O Globo
Francisco tentou, mas não conseguiu
O cardeal argentino Jorge Mario Bergoglio foi
eleito Papa em março de 2013. Desde 2005, quando foi o segundo mais votado no
conclave que elegeu Bento XVI,
ele admitia a possibilidade de vir a ser escolhido e pensava em tomar o nome de
João XXIV. Seria o sinal de que estava determinado a sacudir a Igreja Católica,
como havia feito João XXIII (1958-1963).
Angelo Roncalli, patriarca de Veneza, foi eleito
Papa aos 76 anos e acreditava-se que faria um breve pontificado de transição.
Breve foi, pois João XXIII morreu em 1963, mas nada teve de transitório. Ele
convocou um Concílio Ecumênico, aproximou-se das outras igrejas cristãs e
diminuiu o fosso que separava os católicos dos judeus.
Depois de João XXIII vieram cinco Papas. Os avanços do Concílio foram contidos, e o catolicismo perdeu milhões de fiéis. O crescimento das igrejas evangélicas no Brasil é um exemplo dessa migração. Aferrada ao celibato dos padres e à condenação da pílula, a Igreja Católica vive uma crise de vocações e de fiéis. A isso, somou-se o escândalo multinacional dos abusos sexuais praticados por religiosos e acobertados pela hierarquia.
Centenas de padres e dezenas de bispos
perderam a batina. Os casos mais explosivos foram os arcebispos de Boston
e Washington,
cardeais Bernard Law e Theodore McCarrick. Eles encarnavam o poder da púrpura.
Amigos de presidentes, administravam fundos milionários. A primeira denúncia
contra McCarrick surgiu nos anos 1980, e elas abundaram.

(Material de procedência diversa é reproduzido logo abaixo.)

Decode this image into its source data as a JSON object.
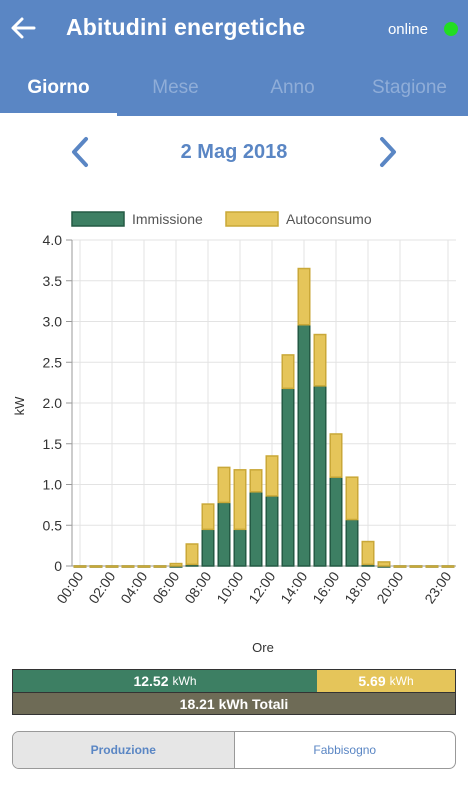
{
  "header": {
    "title": "Abitudini energetiche",
    "status": "online",
    "status_color": "#22dd22",
    "back_icon": "arrow-left-icon"
  },
  "tabs": [
    {
      "label": "Giorno",
      "active": true
    },
    {
      "label": "Mese",
      "active": false
    },
    {
      "label": "Anno",
      "active": false
    },
    {
      "label": "Stagione",
      "active": false
    }
  ],
  "date_nav": {
    "date": "2 Mag 2018",
    "prev_icon": "chevron-left-icon",
    "next_icon": "chevron-right-icon"
  },
  "chart_data": {
    "type": "bar",
    "stacked": true,
    "xlabel": "Ore",
    "ylabel": "kW",
    "ylim": [
      0,
      4.0
    ],
    "yticks": [
      "0",
      "0.5",
      "1.0",
      "1.5",
      "2.0",
      "2.5",
      "3.0",
      "3.5",
      "4.0"
    ],
    "xtick_labels": [
      "00:00",
      "02:00",
      "04:00",
      "06:00",
      "08:00",
      "10:00",
      "12:00",
      "14:00",
      "16:00",
      "18:00",
      "20:00",
      "23:00"
    ],
    "grid": true,
    "legend_position": "top",
    "categories": [
      "00:00",
      "01:00",
      "02:00",
      "03:00",
      "04:00",
      "05:00",
      "06:00",
      "07:00",
      "08:00",
      "09:00",
      "10:00",
      "11:00",
      "12:00",
      "13:00",
      "14:00",
      "15:00",
      "16:00",
      "17:00",
      "18:00",
      "19:00",
      "20:00",
      "21:00",
      "22:00",
      "23:00"
    ],
    "series": [
      {
        "name": "Immissione",
        "color": "#3d7f63",
        "values": [
          0,
          0,
          0,
          0,
          0,
          0,
          0,
          0.02,
          0.45,
          0.78,
          0.45,
          0.91,
          0.86,
          2.18,
          2.96,
          2.21,
          1.09,
          0.57,
          0.02,
          0,
          0,
          0,
          0,
          0
        ]
      },
      {
        "name": "Autoconsumo",
        "color": "#e5c55a",
        "values": [
          0,
          0,
          0,
          0,
          0,
          0,
          0.03,
          0.25,
          0.31,
          0.43,
          0.73,
          0.27,
          0.49,
          0.41,
          0.69,
          0.63,
          0.53,
          0.52,
          0.28,
          0.05,
          0,
          0,
          0,
          0
        ]
      }
    ]
  },
  "summary": {
    "immissione_value": "12.52",
    "autoconsumo_value": "5.69",
    "unit": "kWh",
    "immissione_fraction": 0.6875,
    "total_label": "18.21 kWh Totali"
  },
  "toggle": {
    "produzione": "Produzione",
    "fabbisogno": "Fabbisogno"
  }
}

O arcebispo parecia
blindado, e em 2001 tornou-se cardeal. Em 2002, Law renunciou, mas seu colega
resistiu até 2006. Treze anos depois, perdeu a batina e morreu no último dia 3,
aos 94 anos.
Bergoglio queria ser João XXIV, mas, por
algum motivo, teria ouvido um pedido de seu colega, o brasileiro Cláudio Hummes
(1934-2022), para que pensasse nos pobres e chamou-se Francisco. Bergoglio
mudou de ideia, mas não a esqueceu. No ano passado, especulando sobre o próximo
pontificado, Francisco não discutia listas de cardeais, mas tentava prever o
nome do novo Pontífice. Ele torcia por um João XXIV.
Francisco não sacudiu a Igreja como João
XXIII, mas fez o que pôde. Enfrentou a máquina da Cúria com uma disposição que
faltou a Bento XVI, levando-o à renúncia. Teve opositores ferozes e reagiu com
coragem. Em 2024, Francisco excomungou o arcebispo Carlo Maria Viganò, que
havia sido núncio apostólico em Washington e estava a um passo do barrete
cardinalício.
Em seus 12 anos de pontificado, Francisco
nomeou 108 dos 135 cardeais aptos a votar no próximo conclave. Em 2013, quando
Bergoglio foi eleito, houve uma surpresa geral com a escolha de um argentino.
No Brasil, o repórter Gerson Camarotti havia chamado a atenção para seu nome.
Afinal, no conclave anterior ele havia sido o segundo mais votado.
Se o próximo Papa tomar o nome de João XXIV,
Francisco terá deixado um legado simbólico. Três questões vindas do Concílio
Vaticano II continuarão diante da Basílica de São Pedro. A saber:
1) O uso da pílula anticoncepcional pelas
fiéis.
2) O celibato dos padres.
3) A extensão do poder dos bispos e de suas conferências nacionais na condução dos assuntos da Igreja.